Anche se i dispositivi IoT compromessi offrono agli aggressori una nuova modalità per minacciare la disponibilità dei servizi Internet, il modo migliore per proteggere le nostre aziende non è cambiato. Molte imprese oggi dipendono dai dati e dai servizi applicativi che utilizzano tramite Internet e gli eventuali problemi di disponibilità potrebbero risultare economicamente molto onerosi. Per contrastare la minaccia di attacchi DDoS, aziende e governi indistintamente devono implementare una strategia di protezione multistrato.
I sistemi di difesa multistrato comprendono sia una componente locale che una basata su cloud o ISP. La componente locale permette alle aziende di rilevare e limitare immediatamente gli attacchi prima che vi siano ripercussioni sul servizio. Questo tuttavia non è in grado di gestire i grandi attacchi, sempre più diffusi, che possono saturare la connettività a Internet; per gestire attacchi di maggiore entità deve entrare quindi in gioco il servizio basato su cloud o ISP. La buona notizia è che un numero in costante aumento di aziende sta adottando le strategie di difesa stratificata. Il rapporto WISR di Arbor ha evidenziato che nel 2016 le aziende che adottavano questo modello rappresentavano il 30%, rispetto al 23% del 2015.
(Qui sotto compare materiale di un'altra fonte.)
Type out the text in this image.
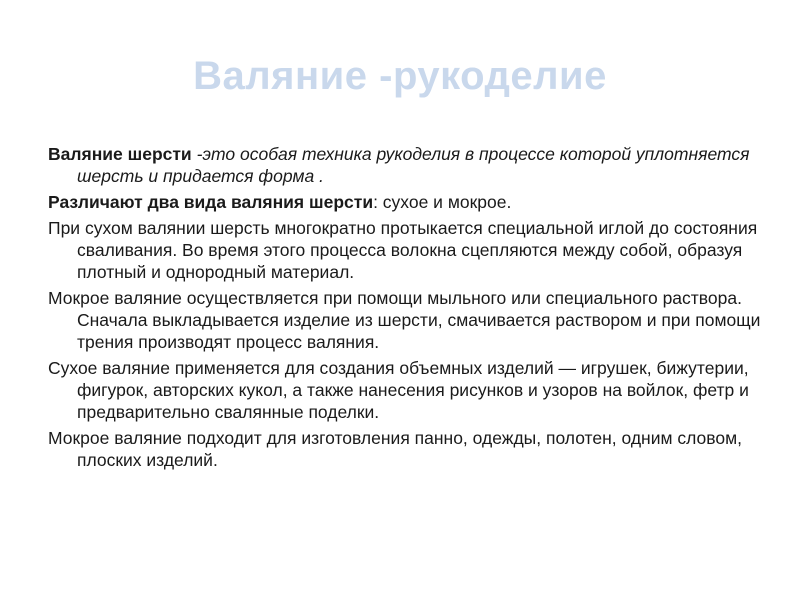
Валяние -рукоделие

Валяние шерсти -это особая техника рукоделия в процессе которой уплотняется шерсть и придается форма .

Различают два вида валяния шерсти: сухое и мокрое.

При сухом валянии шерсть многократно протыкается специальной иглой до состояния сваливания. Во время этого процесса волокна сцепляются между собой, образуя плотный и однородный материал.

Мокрое валяние осуществляется при помощи мыльного или специального раствора. Сначала выкладывается изделие из шерсти, смачивается раствором и при помощи трения производят процесс валяния.

Сухое валяние применяется для создания объемных изделий — игрушек, бижутерии, фигурок, авторских кукол, а также нанесения рисунков и узоров на войлок, фетр и предварительно свалянные поделки.

Мокрое валяние подходит для изготовления панно, одежды, полотен, одним словом, плоских изделий.
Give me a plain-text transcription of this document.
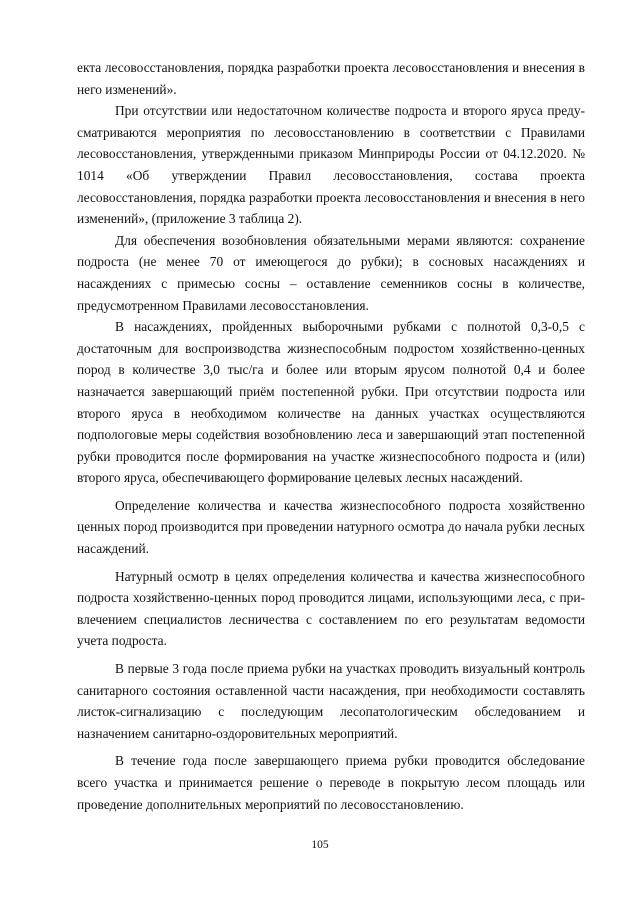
екта лесовосстановления, порядка разработки проекта лесовосстановления и внесения в него изменений».

При отсутствии или недостаточном количестве подроста и второго яруса предусматриваются мероприятия по лесовосстановлению в соответствии с Правилами лесовосстановления, утвержденными приказом Минприроды России от 04.12.2020. № 1014 «Об утверждении Правил лесовосстановления, состава проекта лесовосстановления, порядка разработки проекта лесовосстановления и внесения в него изменений», (приложение 3 таблица 2).

Для обеспечения возобновления обязательными мерами являются: сохранение подроста (не менее 70 от имеющегося до рубки); в сосновых насаждениях и насаждениях с примесью сосны – оставление семенников сосны в количестве, предусмотренном Правилами лесовосстановления.

В насаждениях, пройденных выборочными рубками с полнотой 0,3-0,5 с достаточным для воспроизводства жизнеспособным подростом хозяйственно-ценных пород в количестве 3,0 тыс/га и более или вторым ярусом полнотой 0,4 и более назначается завершающий приём постепенной рубки. При отсутствии подроста или второго яруса в необходимом количестве на данных участках осуществляются подпологовые меры содействия возобновлению леса и завершающий этап постепенной рубки проводится после формирования на участке жизнеспособного подроста и (или) второго яруса, обеспечивающего формирование целевых лесных насаждений.

Определение количества и качества жизнеспособного подроста хозяйственно ценных пород производится при проведении натурного осмотра до начала рубки лесных насаждений.

Натурный осмотр в целях определения количества и качества жизнеспособного подроста хозяйственно-ценных пород проводится лицами, использующими леса, с привлечением специалистов лесничества с составлением по его результатам ведомости учета подроста.

В первые 3 года после приема рубки на участках проводить визуальный контроль санитарного состояния оставленной части насаждения, при необходимости составлять листок-сигнализацию с последующим лесопатологическим обследованием и назначением санитарно-оздоровительных мероприятий.

В течение года после завершающего приема рубки проводится обследование всего участка и принимается решение о переводе в покрытую лесом площадь или проведение дополнительных мероприятий по лесовосстановлению.

105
Implementare il giusto sistema di difesa richiede tuttavia un investimento e le priorità delle aziende in termini di budget per l’IT e la sicurezza spesso entrano in competizione tra loro. Poiché, tuttavia, la connettività è imprescindibile per l’interazione con clienti, partner e fornitori, questi tipi di difese diventano ormai indispensabili per gran parte delle aziende. Integrare processi di valutazione dei rischi in ambito IT e delle minacce alla disponibilità può aiutare a quantificare il potenziale impatto di un attacco per definire le priorità di investimento: un approccio adottato da circa i due terzi delle aziende, stando ai dati del rapporto WISR.
Un problema più ampio
L’abbinata DDos e dispositivi IoT continuerà senza dubbio ad alimentare i titoli dei giornali nel corso del 2017, visto il manifestarsi di attacchi sempre più vasti che causano problemi ai service provider e alle aziende di ogni tipo. Ma gli attacchi di tipo DDoS rappresentano solo uno dei modi con cui i dispositivi IoT possono essere sfruttati. Arbor ha già individuato casi di dispositivi IoT utilizzati come proxy per nascondere la sorgente originale del traffico. E se pensate che il rischio per la tecnologia IoT sia esclusivamente limitato ai dispositivi Internet, è bene che riflettiate a fondo. I malware di Windows che tentano di eseguire scansioni delle reti locali alla ricerca di dispositivi IoT sono già una realtà e forniscono ai dispositivi IoT compromessi la capacità di prendere di mira altre risorse all’interno o all’esterno delle nostre reti.
Il mondo connesso porta con sé un enorme potenziale, a tratti positivo e a tratti negativo. I dispositivi IoT si possono utilizzare per amplificare le minacce esistenti e crearne di nuove. Potenziare la sicurezza dei dispositivi IoT e prevenire la loro compromissione sono obiettivi chiave dell’industria della sicurezza, ma prima che ciò avvenga (e potrebbe volerci del tempo) ciascuno deve proteggersi dalle minacce già presenti nel mondo, di cui gli attacchi DDoS rappresentano un aspetto significativo e in continua espansione.